Impact: In affected configurations, an unauthenticated or unauthorized request could retrieve data from endpoints that should be protected.
Affected versions: <= 3.5.6 <= 4.4.2
Fixed in: 3.5.7 4.4.3
Mitigation / Workarounds: Upgrade to 3.5.7 or later.
Disclosure timeline: Discovered 2025-05-22; fixed 2025-05-30; publicly disclosed 2025-12.
Пакеты
formio
< 3.5.7
3.5.7
formio
>= 4.0.0-rc.1, < 4.4.3
4.4.3
Связанные уязвимости
Form.io is a combined Form and API platform for Serverless applications.
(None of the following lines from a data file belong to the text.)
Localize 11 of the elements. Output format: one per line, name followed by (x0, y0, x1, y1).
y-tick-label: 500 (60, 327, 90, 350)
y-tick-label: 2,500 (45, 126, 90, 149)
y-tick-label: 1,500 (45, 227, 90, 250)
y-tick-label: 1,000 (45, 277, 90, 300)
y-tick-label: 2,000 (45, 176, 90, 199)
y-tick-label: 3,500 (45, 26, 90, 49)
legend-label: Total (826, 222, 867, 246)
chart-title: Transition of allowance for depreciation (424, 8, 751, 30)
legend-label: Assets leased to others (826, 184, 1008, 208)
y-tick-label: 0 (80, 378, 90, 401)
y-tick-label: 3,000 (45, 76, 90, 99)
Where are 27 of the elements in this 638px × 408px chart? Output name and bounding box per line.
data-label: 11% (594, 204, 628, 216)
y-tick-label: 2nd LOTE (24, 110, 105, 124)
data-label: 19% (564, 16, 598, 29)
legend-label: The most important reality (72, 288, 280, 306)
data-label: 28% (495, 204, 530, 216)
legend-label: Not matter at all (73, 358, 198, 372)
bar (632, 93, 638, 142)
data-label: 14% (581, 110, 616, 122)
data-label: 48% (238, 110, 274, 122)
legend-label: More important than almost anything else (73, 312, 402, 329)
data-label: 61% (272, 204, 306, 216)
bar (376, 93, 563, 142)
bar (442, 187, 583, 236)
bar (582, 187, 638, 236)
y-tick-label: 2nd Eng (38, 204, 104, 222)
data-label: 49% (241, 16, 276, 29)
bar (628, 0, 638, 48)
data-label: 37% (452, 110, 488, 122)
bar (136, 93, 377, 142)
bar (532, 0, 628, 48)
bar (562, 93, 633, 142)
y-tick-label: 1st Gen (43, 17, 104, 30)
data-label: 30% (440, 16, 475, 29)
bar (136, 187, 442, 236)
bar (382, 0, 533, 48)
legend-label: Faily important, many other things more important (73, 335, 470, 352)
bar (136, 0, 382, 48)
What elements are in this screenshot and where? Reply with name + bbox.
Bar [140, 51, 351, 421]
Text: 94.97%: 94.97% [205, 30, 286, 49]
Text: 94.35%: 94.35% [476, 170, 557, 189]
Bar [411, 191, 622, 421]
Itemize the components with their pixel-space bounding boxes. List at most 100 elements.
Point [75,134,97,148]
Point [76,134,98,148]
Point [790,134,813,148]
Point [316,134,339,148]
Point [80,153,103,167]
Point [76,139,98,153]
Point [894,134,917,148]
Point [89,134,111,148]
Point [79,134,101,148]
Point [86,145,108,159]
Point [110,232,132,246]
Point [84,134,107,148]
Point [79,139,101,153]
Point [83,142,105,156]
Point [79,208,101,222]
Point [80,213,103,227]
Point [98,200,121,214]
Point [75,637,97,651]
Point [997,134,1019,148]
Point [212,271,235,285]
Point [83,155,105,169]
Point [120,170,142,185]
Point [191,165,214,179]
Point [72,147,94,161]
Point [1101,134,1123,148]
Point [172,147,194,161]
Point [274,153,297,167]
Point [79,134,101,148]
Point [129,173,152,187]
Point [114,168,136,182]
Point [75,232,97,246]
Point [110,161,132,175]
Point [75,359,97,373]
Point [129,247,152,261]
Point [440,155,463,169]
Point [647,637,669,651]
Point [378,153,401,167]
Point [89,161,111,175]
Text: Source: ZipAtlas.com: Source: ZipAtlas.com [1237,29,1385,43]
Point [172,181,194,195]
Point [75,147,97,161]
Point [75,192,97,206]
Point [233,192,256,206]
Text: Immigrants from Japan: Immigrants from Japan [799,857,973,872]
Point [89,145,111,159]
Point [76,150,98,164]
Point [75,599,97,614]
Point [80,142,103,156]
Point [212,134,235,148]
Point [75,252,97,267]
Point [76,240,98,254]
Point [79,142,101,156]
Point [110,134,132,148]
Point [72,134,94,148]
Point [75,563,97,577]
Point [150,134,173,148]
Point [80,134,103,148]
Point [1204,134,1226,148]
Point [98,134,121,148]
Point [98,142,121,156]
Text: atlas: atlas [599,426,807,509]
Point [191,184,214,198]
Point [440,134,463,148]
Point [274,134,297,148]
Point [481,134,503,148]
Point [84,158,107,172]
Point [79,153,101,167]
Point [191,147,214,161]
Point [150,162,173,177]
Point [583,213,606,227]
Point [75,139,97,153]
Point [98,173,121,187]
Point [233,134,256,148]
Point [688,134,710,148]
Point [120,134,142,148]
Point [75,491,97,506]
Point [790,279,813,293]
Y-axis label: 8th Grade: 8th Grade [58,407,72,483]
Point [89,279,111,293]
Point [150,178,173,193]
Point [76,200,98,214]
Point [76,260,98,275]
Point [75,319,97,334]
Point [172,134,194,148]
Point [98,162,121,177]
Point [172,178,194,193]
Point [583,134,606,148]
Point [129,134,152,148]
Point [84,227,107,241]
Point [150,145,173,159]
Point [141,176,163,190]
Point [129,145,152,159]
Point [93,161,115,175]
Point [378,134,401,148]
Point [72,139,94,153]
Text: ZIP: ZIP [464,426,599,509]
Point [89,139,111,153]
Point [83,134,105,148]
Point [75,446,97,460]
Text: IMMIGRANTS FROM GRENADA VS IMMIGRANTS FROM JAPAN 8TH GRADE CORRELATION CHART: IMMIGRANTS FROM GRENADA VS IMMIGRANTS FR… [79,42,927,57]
Versions 3.5.6 and below and 4.0.0-rc.1 through 4.4.2 contain a flaw in path handling which could allow an attacker to access protected API endpoints by sending a crafted request path. An unauthenticated or unauthorized request could retrieve data from endpoints that should be protected. This issue is fixed in versions 3.5.7 and 4.4.3.